Il dispositivo di misurazione del dolore utilizza cinque pulsanti tra cui l’alimentazione, ES (stimolazione elettrica), PS (stimolazione a pressione), EB (pulsante di emergenza), e SS (interruttore di arresto). ES e PS sono utilizzati per applicare la stimolazione elettrica e la pressione all’individuo. EB è un pulsante di spegnimento disponibile in caso di emergenza, e SS è un pulsante utilizzato alla fine delle misurazioni del dolore. Il componente di stimolazione elettrica è stato collegato con due elettrodi per misurare la corrente percepita (50 Hz, larghezza dell’impulso 0,3 ms) e la soglia del dolore. I due elettrodi sono posizionati su un sito piatto, come il fianco di un animale o l’avambraccio mediale di un uomo. Il sistema di stimolazione elettrica fornisce lo stesso livello di stimolazione e intensità di stimolo del dolore; la fibra Ad conduce principalmente il segnale del dolore (segnale elettrico). Il dolorimetro a pressione è collegato a un sensore di pressione a punta di uno stimolatore della mano. L’interruttore di stop è stato premuto quando il partecipante ha sentito dolore.

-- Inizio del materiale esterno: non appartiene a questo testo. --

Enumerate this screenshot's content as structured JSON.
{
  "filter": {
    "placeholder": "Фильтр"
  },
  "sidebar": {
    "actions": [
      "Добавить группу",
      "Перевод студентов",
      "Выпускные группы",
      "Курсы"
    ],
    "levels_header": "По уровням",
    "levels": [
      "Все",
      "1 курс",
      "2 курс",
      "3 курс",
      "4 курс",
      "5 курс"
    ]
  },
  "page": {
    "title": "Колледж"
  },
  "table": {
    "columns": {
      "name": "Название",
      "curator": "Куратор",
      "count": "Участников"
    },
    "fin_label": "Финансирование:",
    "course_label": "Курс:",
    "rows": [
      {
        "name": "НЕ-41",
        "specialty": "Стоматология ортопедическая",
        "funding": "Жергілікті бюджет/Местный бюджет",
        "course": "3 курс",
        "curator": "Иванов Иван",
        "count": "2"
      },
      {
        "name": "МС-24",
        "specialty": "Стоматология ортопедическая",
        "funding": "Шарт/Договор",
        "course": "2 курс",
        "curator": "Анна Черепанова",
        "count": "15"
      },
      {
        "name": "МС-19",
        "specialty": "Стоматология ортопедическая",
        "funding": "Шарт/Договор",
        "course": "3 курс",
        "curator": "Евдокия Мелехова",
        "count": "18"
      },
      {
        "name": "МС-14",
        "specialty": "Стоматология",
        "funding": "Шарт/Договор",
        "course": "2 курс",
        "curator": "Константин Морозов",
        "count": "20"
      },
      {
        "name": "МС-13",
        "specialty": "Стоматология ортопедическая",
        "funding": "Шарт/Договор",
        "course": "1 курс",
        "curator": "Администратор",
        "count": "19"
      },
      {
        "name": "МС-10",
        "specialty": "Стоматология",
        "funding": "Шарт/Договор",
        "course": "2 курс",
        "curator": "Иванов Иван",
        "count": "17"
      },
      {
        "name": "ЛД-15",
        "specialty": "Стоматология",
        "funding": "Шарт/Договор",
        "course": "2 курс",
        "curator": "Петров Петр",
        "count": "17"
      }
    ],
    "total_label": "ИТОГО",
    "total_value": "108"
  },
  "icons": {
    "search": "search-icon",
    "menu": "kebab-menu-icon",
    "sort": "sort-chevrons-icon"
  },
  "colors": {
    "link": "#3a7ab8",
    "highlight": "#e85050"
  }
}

2.2. Preparazione del modello animale
Ratti Sprague-Dawley maschi adulti (Raon Bio. Inc., Yongin, Corea) del peso di 250-350 g e dell’età di 49-56 giorni sono stati tenuti sotto un ciclo di 12 ore di luce/12 ore di buio (luci alle 06:00 h) a 24 ± 0,5°C in una struttura centrale di cura degli animali. Acqua e cibo per ratti sono stati forniti ad libitum fino all’inizio degli esperimenti. Tutti gli esperimenti sugli animali sono stati approvati dal Comitato per gli esperimenti sugli animali del College of Medicine, Kyung Hee University (KHUASP(SE)-15-084), e sono stati trattati in stretta conformità con il National Institutes of Health Guide for the Care and Use of Laboratory Animals.
2.3. Esame istologico
I ratti sono stati stimolati elettricamente o trattati con carragenina per indurre il dolore. Le risposte infiammatorie indotte dai due diversi trattamenti sono state confrontate con la valutazione istologica. I ratti sono stati perfusi intracardicamente con PBS freddo contenente eparina (0,2 U/ml) e paraformaldeide 4% e poi stoccati in paraformaldeide 4%. I tessuti stressati risultanti dalla stimolazione elettrica e dalla carragenina sono stati bisecati e posti in cassette per l’embedding. Ogni campione è stato incorporato in cera di paraffina e poi sezionato in campioni di 5 μm di spessore utilizzando un microtomo rotante (HM340E, Microm, Walldorf, Germania). Il campione sezionato è stato colorato con ematossilina ed eosina (H&E) e poi analizzato con un microscopio di ricerca invertito Nikon Ti-E e una fotocamera digitale Nikon Ds-Ri1 controllata dal software Nis-Elements (Br) (Nikon Inc., Kawasaki, Giappone).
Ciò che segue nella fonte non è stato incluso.